About Domenic Antonucci

Domenic is a practicing international chief risk officer overseeing cybersecurity and a former counter-terrorist intelligence officer. An Australian expatriate based in Dubai UAE, Domenic specializes in bringing capabilities within organization risk management systems “up the maturity curve” for enterprise, program, and specialized risks such as cybersecurity. Formerly with Marsh, Shell and Red Cross, he enjoys over 35 years’ experience in risk, strategic planning and business management consulting across many sectors in Europe, Africa, Middle East, Asia, and Australia-Pacific. A specialist with IRM (SIRM), he is a certified ISO 31000 ERM lead trainer and BCMS business continuity lead implementer as well as a former RMP-PMI risk management professional and PMP project management professional. A regular international conference presenter and author, he is the content author for risk maturity model software called BenchmarkerTM and the author of the book Risk Maturity Models: Assessing Risk Management Effectiveness.

About Didier Verstichel

Didier is an experienced chief information security officer (CISO) as well as a chief risk officer (CRO) with a background in the financial sector. He is currently a freelance consultant in ICT security and enterprise risk management, with a client base that includes BNP Paribas Fortis and ING Belgium. He is also a member of the Strategic Advisory Board of Sonavation Inc, a leader in ultrasonic fingerprint readers. He sat on the Information Security Forum (ISF) advisory board in 2012 and 2013. Didier worked for SWIFT, the Brussels-based global financial messaging system, from 1994 through 2014. He was a program manager and led the Y2K program (among many key initiatives) up to the year 2000. From 2000 to 2005 he was director of the Worldwide Networks department, where his main achievement was the development of a global multivendor secure IP network.
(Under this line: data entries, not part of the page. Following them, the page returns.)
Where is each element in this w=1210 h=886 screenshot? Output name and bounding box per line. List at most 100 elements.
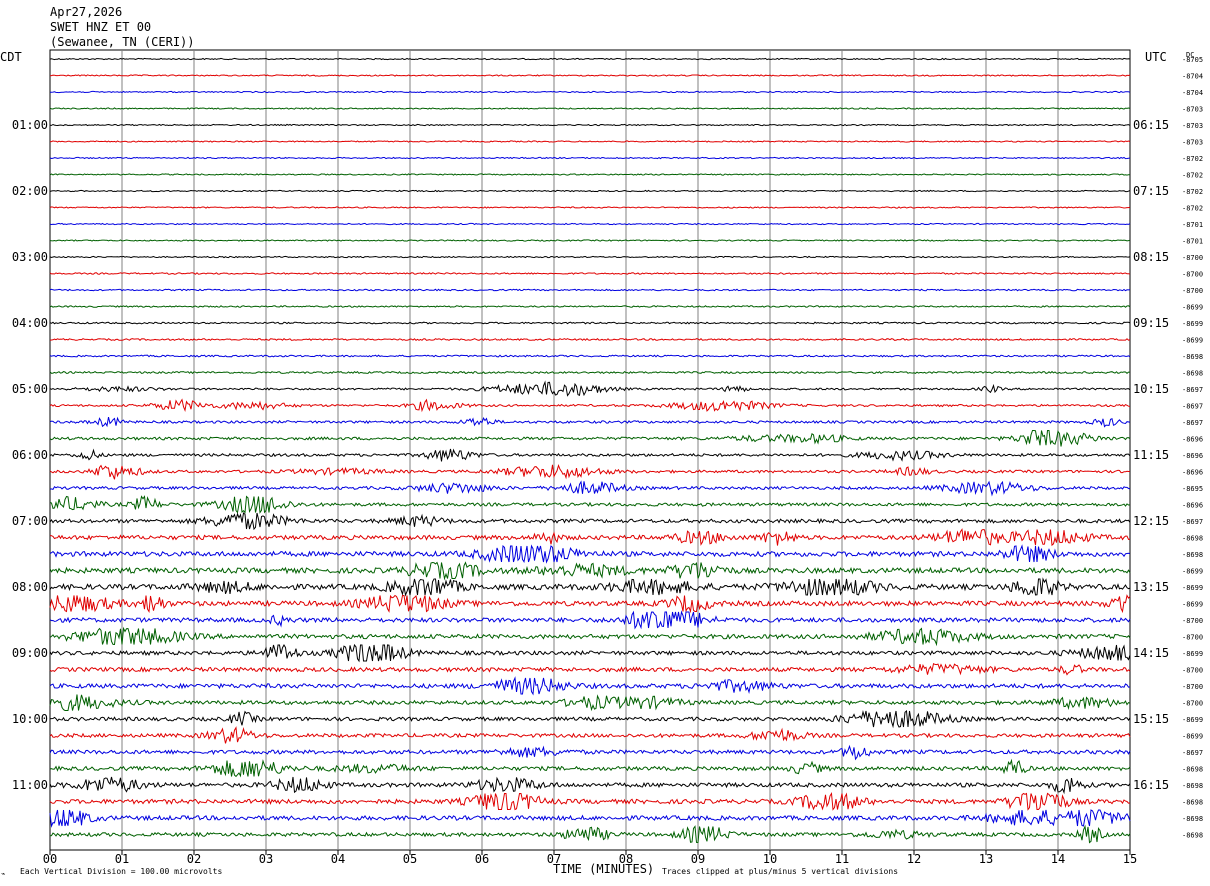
dc-offset-label: -8703 (1182, 122, 1203, 130)
grid-frame (49, 49, 1131, 851)
trace-row (49, 776, 1131, 795)
dc-offset-label: -8699 (1182, 584, 1203, 592)
trace-row (49, 156, 1131, 160)
x-tick-labels: 00 01 02 03 04 05 06 07 08 09 10 11 12 13 14 15 (43, 852, 1137, 866)
dc-offset-label: -8697 (1182, 403, 1203, 411)
dc-offset-label: -8698 (1182, 535, 1203, 543)
trace-row (49, 398, 1131, 413)
trace-row (49, 626, 1131, 647)
x-tick-label: 07 (547, 852, 561, 866)
dc-offset-label: -8703 (1182, 139, 1203, 147)
dc-offset-label: -8699 (1182, 601, 1203, 609)
trace-row (49, 288, 1131, 292)
dc-offset-label: -8700 (1182, 667, 1203, 675)
trace-row (49, 57, 1131, 61)
left-time-label: 08:00 (12, 580, 48, 594)
trace-row (49, 480, 1131, 497)
dc-offset-label: -8696 (1182, 502, 1203, 510)
x-tick-label: 14 (1051, 852, 1065, 866)
dc-offset-label: -8703 (1182, 106, 1203, 114)
dc-offset-label: -8700 (1182, 700, 1203, 708)
trace-row (49, 676, 1131, 696)
left-time-label: 02:00 (12, 184, 48, 198)
dc-offset-label: -8702 (1182, 188, 1203, 196)
left-time-labels: 01:00 02:00 03:00 04:00 05:00 06:00 07:00 08:00… (12, 118, 48, 792)
grid (49, 49, 1131, 855)
dc-offset-label: -8700 (1182, 254, 1203, 262)
trace-row (49, 370, 1130, 375)
x-tick-label: 03 (259, 852, 273, 866)
dc-offset-label: -8705 (1182, 56, 1203, 64)
vertical-division-note: Each Vertical Division = 100.00 microvol… (20, 867, 222, 876)
trace-row (49, 544, 1131, 564)
right-time-label: 14:15 (1133, 646, 1169, 660)
trace-row (49, 758, 1131, 778)
header-station: SWET HNZ ET 00 (50, 20, 151, 34)
traces (49, 57, 1131, 844)
dc-offset-label: -8702 (1182, 205, 1203, 213)
trace-row (49, 528, 1131, 547)
x-tick-label: 09 (691, 852, 705, 866)
trace-row (49, 380, 1131, 397)
dc-offset-label: -8699 (1182, 650, 1203, 658)
dc-offset-label: -8697 (1182, 518, 1203, 526)
trace-row (49, 338, 1131, 342)
x-tick-label: 15 (1123, 852, 1137, 866)
left-time-label: 09:00 (12, 646, 48, 660)
right-time-label: 10:15 (1133, 382, 1169, 396)
dc-offset-label: -8699 (1182, 716, 1203, 724)
trace-row (49, 577, 1131, 597)
right-time-label: 16:15 (1133, 778, 1169, 792)
x-tick-label: 12 (907, 852, 921, 866)
x-tick-label: 08 (619, 852, 633, 866)
dc-offset-label: -8701 (1182, 221, 1203, 229)
dc-offset-label: -8698 (1182, 782, 1203, 790)
dc-offset-label: -8699 (1182, 320, 1203, 328)
x-tick-label: 02 (187, 852, 201, 866)
left-time-label: 04:00 (12, 316, 48, 330)
dc-offset-labels: -8705 -8704 -8704 -8703 -8703 -8703 -8702 -8702… (1182, 56, 1203, 840)
dc-offset-label: -8704 (1182, 89, 1203, 97)
left-time-label: 11:00 (12, 778, 48, 792)
trace-row (49, 809, 1131, 828)
trace-row (49, 321, 1131, 325)
right-time-label: 15:15 (1133, 712, 1169, 726)
dc-offset-label: -8700 (1182, 287, 1203, 295)
x-tick-label: 10 (763, 852, 777, 866)
dc-offset-label: -8700 (1182, 683, 1203, 691)
trace-row (49, 594, 1131, 614)
right-time-label: 11:15 (1133, 448, 1169, 462)
trace-row (50, 90, 1131, 94)
dc-offset-label: -8698 (1182, 766, 1203, 774)
dc-offset-label: -8698 (1182, 799, 1203, 807)
right-time-label: 13:15 (1133, 580, 1169, 594)
right-time-label: 09:15 (1133, 316, 1169, 330)
x-tick-label: 06 (475, 852, 489, 866)
trace-row (49, 416, 1131, 428)
trace-row (49, 709, 1131, 729)
trace-row (49, 744, 1131, 761)
dc-offset-label: -8699 (1182, 304, 1203, 312)
dc-offset-label: -8696 (1182, 436, 1203, 444)
x-tick-label: 04 (331, 852, 345, 866)
dc-offset-label: -8697 (1182, 386, 1203, 394)
dc-offset-label: -8698 (1182, 370, 1203, 378)
right-time-labels: 06:15 07:15 08:15 09:15 10:15 11:15 12:15 13:15… (1133, 118, 1169, 792)
trace-row (49, 305, 1131, 308)
x-tick-label: 05 (403, 852, 417, 866)
dc-label: DC (1186, 51, 1194, 59)
x-tick-label: 11 (835, 852, 849, 866)
dc-offset-label: -8699 (1182, 733, 1203, 741)
trace-row (49, 222, 1131, 226)
trace-row (49, 561, 1131, 581)
dc-offset-label: -8698 (1182, 832, 1203, 840)
dc-offset-label: -8700 (1182, 617, 1203, 625)
x-tick-label: 00 (43, 852, 57, 866)
left-time-label: 03:00 (12, 250, 48, 264)
dc-offset-label: -8700 (1182, 634, 1203, 642)
dc-offset-label: -8698 (1182, 551, 1203, 559)
header-date: Apr27,2026 (50, 5, 122, 19)
right-timezone: UTC (1145, 50, 1167, 64)
trace-row (49, 354, 1131, 358)
dc-offset-label: -8700 (1182, 271, 1203, 279)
He was then appointed director of the Enterprise Security and Architecture department in 2005 and combined the CSO and CISO functions. His responsibilities were IT architecture, security strategy and technology, security risk management, security policies and compliance, as well as corporate security. He was appointed CRO in January 2011. Before joining SWIFT, Didier held various ICT functions at Europay (now Mastercard Europe), where he started his career in 1982.